Even more of the motivation, surveys have found, “is to supply the rampant demand for wildlife meat in urban restaurants, which is very much a status issue,” said Barney Long, director of species conservation for the nonprofit group Global Wildlife Conservation.
“This is not bush meat where poor people are hunting for food,” he said. “It’s a status symbol to take your business or government colleagues out for a wildlife meal. And honestly it’s on a scale that is mind boggling. We’re talking not about one or two species, but whole communities of wildlife disappearing.”
After further scouting, my wife and I decided to go anyway, arranging to fly into Hanoi, in the north, and move quickly to Vietnam’s green outback. Then we would head south to Ho Chi Minh City, the former Saigon, for a circuit of the parks and natural areas there.

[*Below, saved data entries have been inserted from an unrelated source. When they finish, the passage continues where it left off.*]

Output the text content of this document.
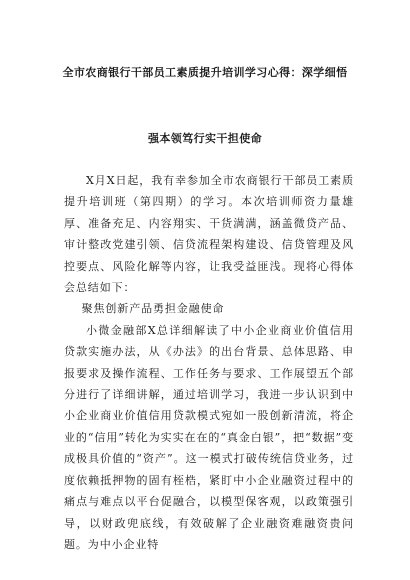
全市农商银行干部员工素质提升培训学习心得：深学细悟
强本领笃行实干担使命

X月X日起，我有幸参加全市农商银行干部员工素质提升培训班（第四期）的学习。本次培训师资力量雄厚、准备充足、内容翔实、干货满满，涵盖微贷产品、审计整改党建引领、信贷流程架构建设、信贷管理及风控要点、风险化解等内容，让我受益匪浅。现将心得体会总结如下：

聚焦创新产品勇担金融使命

小微金融部X总详细解读了中小企业商业价值信用贷款实施办法，从《办法》的出台背景、总体思路、申报要求及操作流程、工作任务与要求、工作展望五个部分进行了详细讲解，通过培训学习，我进一步认识到中小企业商业价值信用贷款模式宛如一股创新清流，将企业的“信用”转化为实实在在的“真金白银”，把“数据”变成极具价值的“资产”。这一模式打破传统信贷业务，过度依赖抵押物的固有桎梏，紧盯中小企业融资过程中的痛点与难点以平台促融合，以模型保客观，以政策强引导，以财政兜底线，有效破解了企业融资难融资贵问题。为中小企业特
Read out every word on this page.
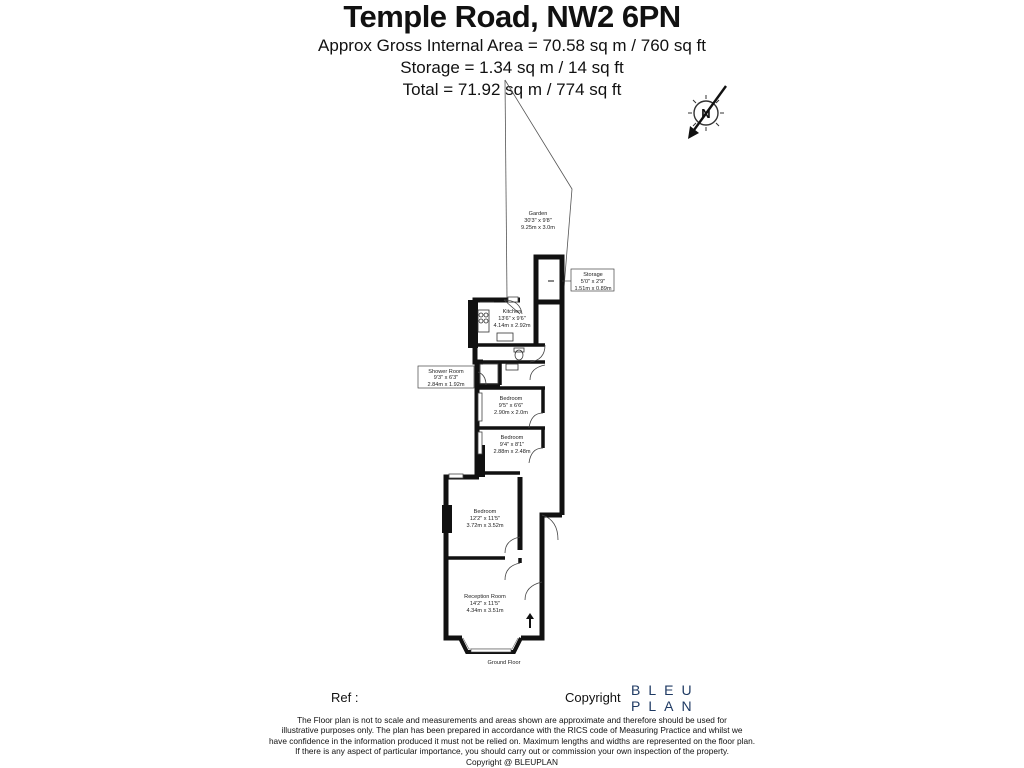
Temple Road, NW2 6PN
Approx Gross Internal Area = 70.58 sq m / 760 sq ft
Storage = 1.34 sq m / 14 sq ft
Total = 71.92 sq m / 774 sq ft
N
Garden
30'3" x 9'8"
9.25m x 3.0m
Storage
5'0" x 2'9"
1.51m x 0.89m
Kitchen
13'6" x 9'6"
4.14m x 2.92m
Shower Room
9'3" x 6'3"
2.84m x 1.92m
Bedroom
9'5" x 6'6"
2.90m x 2.0m
Bedroom
9'4" x 8'1"
2.88m x 2.48m
Bedroom
12'2" x 11'5"
3.72m x 3.52m
Reception Room
14'2" x 11'5"
4.34m x 3.51m
Ground Floor
Ref :	Copyright BLEU
PLAN
The Floor plan is not to scale and measurements and areas shown are approximate and therefore should be used for
illustrative purposes only. The plan has been prepared in accordance with the RICS code of Measuring Practice and whilst we
have confidence in the information produced it must not be relied on. Maximum lengths and widths are represented on the floor plan.
If there is any aspect of particular importance, you should carry out or commission your own inspection of the property.
Copyright @ BLEUPLAN
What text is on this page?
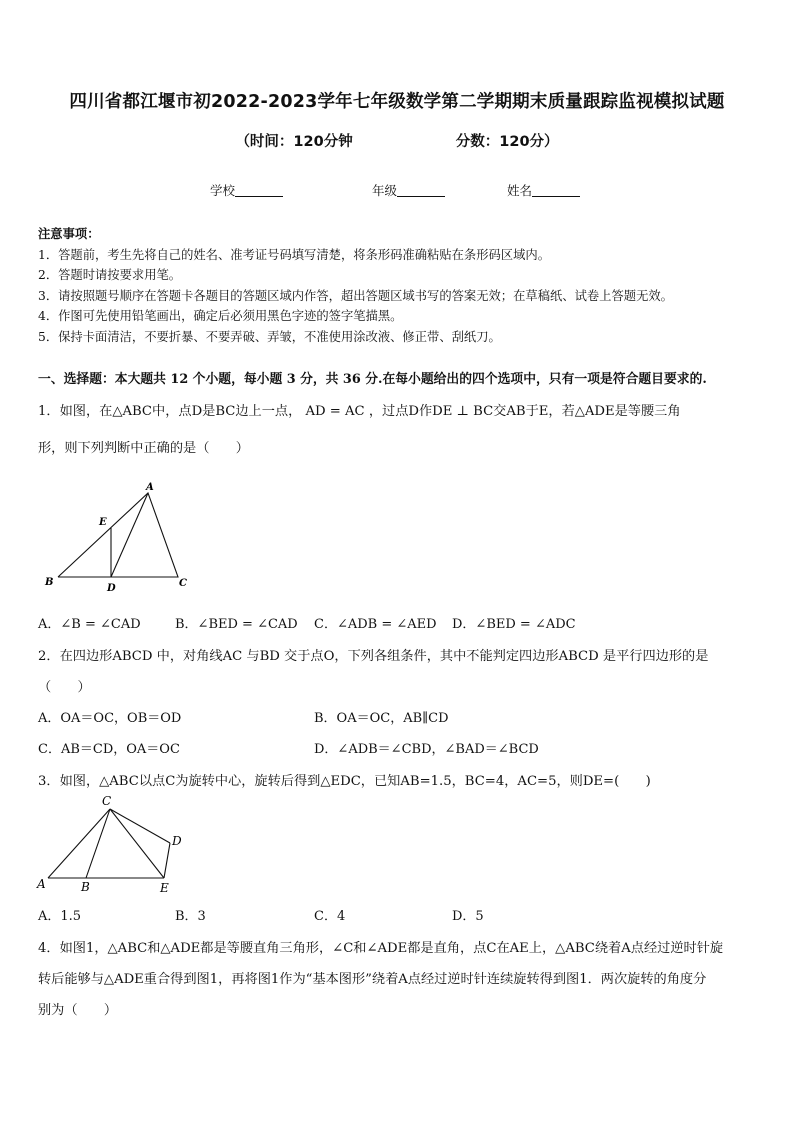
四川省都江堰市初2022-2023学年七年级数学第二学期期末质量跟踪监视模拟试题
（时间：120分钟	分数：120分）
学校	年级	姓名
注意事项：
1．答题前，考生先将自己的姓名、准考证号码填写清楚，将条形码准确粘贴在条形码区域内。
2．答题时请按要求用笔。
3．请按照题号顺序在答题卡各题目的答题区域内作答，超出答题区域书写的答案无效；在草稿纸、试卷上答题无效。
4．作图可先使用铅笔画出，确定后必须用黑色字迹的签字笔描黑。
5．保持卡面清洁，不要折暴、不要弄破、弄皱，不准使用涂改液、修正带、刮纸刀。
一、选择题：本大题共 12 个小题，每小题 3 分，共 36 分.在每小题给出的四个选项中，只有一项是符合题目要求的.
1．如图，在△ABC中，点D是BC边上一点， AD = AC ，过点D作DE ⊥ BC交AB于E，若△ADE是等腰三角
形，则下列判断中正确的是（　　）
A
B	C
D
E
A．∠B = ∠CAD	B．∠BED = ∠CAD C．∠ADB = ∠AED D．∠BED = ∠ADC
2．在四边形ABCD 中，对角线AC 与BD 交于点O，下列各组条件，其中不能判定四边形ABCD 是平行四边形的是
（　　）
A．OA＝OC，OB＝OD	B．OA＝OC，AB∥CD
C．AB＝CD，OA＝OC	D．∠ADB＝∠CBD，∠BAD＝∠BCD
3．如图，△ABC以点C为旋转中心，旋转后得到△EDC，已知AB=1.5，BC=4，AC=5，则DE=(　　)
C
A	B
D
E
A．1.5	B．3	C．4	D．5
4．如图1，△ABC和△ADE都是等腰直角三角形，∠C和∠ADE都是直角，点C在AE上，△ABC绕着A点经过逆时针旋
转后能够与△ADE重合得到图1，再将图1作为“基本图形”绕着A点经过逆时针连续旋转得到图1．两次旋转的角度分
别为（　　）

Over the course of our two-week trip, we found that some exquisite wild species hold out, though in threatened circumstances. And we were fortunate, if half-willing, witnesses to the struggle by native Vietnamese, and their international conservation allies, to halt what amounts to animal genocide.
Cuc Phuong, the nation’s first national park, is a couple of hours south of Hanoi. It was created in 1962 by Ho Chi Minh, who prophesied that “the current destruction of our forests will lead to serious effects on climate, productivity and life. The forest is gold. If we know how to conserve and manage it well, it will be very valuable.”